Perhaps echoing Hans Christian Andersen’s adage that “when words fail, music speaks”, English folk singer, poet and visual artist Keaton Henson released last year a surprise but nonetheless splendid all-instrumental album of piano and cello-based compositions following two previous collection of songs, the self-released Dear in 2010 and Birthdays in 2013. With Keaton Henson on piano and woodwind instruments, Romantic Works was conceived and composed in partnership with friend and regular cellist Ren Ford.

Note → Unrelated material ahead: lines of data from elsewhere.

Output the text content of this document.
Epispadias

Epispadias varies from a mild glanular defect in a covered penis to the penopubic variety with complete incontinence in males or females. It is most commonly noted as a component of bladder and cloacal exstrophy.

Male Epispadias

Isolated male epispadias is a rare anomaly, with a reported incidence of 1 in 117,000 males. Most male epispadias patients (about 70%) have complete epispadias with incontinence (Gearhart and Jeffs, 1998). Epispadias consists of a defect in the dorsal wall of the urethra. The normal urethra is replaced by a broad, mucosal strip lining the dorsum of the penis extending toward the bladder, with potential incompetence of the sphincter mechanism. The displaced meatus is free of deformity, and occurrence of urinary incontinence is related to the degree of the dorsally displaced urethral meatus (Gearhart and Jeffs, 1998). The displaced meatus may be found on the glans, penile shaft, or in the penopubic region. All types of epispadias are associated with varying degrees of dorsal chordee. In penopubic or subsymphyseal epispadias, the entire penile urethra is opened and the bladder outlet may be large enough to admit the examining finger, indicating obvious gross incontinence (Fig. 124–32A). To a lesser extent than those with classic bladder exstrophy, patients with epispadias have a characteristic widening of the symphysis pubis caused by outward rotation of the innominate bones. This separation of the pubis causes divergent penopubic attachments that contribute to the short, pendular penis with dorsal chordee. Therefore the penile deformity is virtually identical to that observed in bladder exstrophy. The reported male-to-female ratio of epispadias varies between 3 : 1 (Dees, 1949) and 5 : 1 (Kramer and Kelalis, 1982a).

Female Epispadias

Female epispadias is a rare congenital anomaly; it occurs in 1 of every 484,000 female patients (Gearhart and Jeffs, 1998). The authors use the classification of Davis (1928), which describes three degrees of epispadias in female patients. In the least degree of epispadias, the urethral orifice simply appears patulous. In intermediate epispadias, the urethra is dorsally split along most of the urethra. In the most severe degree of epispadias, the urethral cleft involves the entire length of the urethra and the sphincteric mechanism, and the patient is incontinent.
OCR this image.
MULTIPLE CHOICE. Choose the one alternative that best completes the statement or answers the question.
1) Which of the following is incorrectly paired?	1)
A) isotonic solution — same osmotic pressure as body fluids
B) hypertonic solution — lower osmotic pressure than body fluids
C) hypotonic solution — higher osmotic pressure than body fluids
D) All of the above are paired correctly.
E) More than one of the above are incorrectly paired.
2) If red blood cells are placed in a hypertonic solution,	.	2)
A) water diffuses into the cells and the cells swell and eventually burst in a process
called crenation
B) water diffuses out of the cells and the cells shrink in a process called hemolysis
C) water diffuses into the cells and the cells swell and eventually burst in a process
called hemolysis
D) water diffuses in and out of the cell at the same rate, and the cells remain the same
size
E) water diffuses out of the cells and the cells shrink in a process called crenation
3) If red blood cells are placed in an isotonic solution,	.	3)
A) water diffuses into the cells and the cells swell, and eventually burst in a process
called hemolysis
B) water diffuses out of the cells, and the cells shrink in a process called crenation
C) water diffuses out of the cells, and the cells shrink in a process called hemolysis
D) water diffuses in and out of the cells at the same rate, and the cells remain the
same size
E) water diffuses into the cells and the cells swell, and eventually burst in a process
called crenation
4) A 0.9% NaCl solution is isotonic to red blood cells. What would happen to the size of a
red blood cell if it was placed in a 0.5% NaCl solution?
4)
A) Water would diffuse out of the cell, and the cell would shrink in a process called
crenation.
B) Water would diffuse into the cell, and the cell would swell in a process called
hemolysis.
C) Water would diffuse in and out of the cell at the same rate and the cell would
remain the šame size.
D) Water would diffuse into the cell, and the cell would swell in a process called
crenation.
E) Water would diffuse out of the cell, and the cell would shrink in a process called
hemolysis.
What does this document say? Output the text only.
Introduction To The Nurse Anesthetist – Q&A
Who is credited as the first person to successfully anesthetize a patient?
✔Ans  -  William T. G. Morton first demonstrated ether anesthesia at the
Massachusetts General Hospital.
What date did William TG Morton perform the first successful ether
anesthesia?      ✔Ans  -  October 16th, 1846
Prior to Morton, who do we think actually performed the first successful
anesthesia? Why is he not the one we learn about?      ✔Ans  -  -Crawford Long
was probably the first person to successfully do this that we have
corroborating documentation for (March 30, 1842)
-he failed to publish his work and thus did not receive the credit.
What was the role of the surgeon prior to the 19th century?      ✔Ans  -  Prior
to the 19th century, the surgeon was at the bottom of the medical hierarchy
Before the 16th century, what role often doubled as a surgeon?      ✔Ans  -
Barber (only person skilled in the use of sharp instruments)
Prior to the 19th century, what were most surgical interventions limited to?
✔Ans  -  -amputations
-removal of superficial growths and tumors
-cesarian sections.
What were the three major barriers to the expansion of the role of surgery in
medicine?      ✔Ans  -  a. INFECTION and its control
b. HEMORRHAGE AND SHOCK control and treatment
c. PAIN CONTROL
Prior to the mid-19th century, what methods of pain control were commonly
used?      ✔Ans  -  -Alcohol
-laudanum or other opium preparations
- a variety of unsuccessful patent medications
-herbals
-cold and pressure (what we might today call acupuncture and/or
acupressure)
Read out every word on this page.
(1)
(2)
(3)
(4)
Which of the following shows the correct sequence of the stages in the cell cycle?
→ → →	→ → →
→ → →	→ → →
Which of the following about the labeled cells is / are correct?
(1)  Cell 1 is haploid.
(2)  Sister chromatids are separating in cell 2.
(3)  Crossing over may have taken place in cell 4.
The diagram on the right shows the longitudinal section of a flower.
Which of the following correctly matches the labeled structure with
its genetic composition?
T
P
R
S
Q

“As someone who writes songs about my own experience, as honestly as I can, I find myself looking for new emotional wells to draw from all the time. But over the years I have found there are certain subjects I have been unable to mine […] The pieces on it are the in-between moments when I found it all too much to write a clever rhyme.” Henson told The Independent.
Released without any PR or advertising on 16th June 2014 last, Romantic Works is a fully-fledged modern classical opus introduced by ambient sounds and random notes from an orchestra tuning up. Drawing on the classical minimalism of Arvo Pärt, Philip Glass or Henryk Górecki amongst others while also alluding to cinematic modern classical composers like Clint Mansell, Hans Zimmer or Abel Korzeniowski, Keaton Henson transposed his introverted and sensitive self-penned ballads into wordless instrumental songs, teaching himself the basics of orchestral arrangement in the process.
Originally released as a CD and download only, independent company The Vinyl Factory issued last September 2014 a Vinyl LP limited edition of Romantic Works with two additional tracks (“La Naissance” and a remix of “Elevator Song” by Ulrich Schnauss), all of which immediately sold out.
Emerging almost out of the blue, Romantic Works is one of those rare gems from a quiet artist struggling with stage fright and exposure but whose emotionally-charged music overcomes all barriers.
Our culture made a virtue of living only as extroverts. We discouraged the inner journey, the quest for a center. So we lost our center and have to find it again.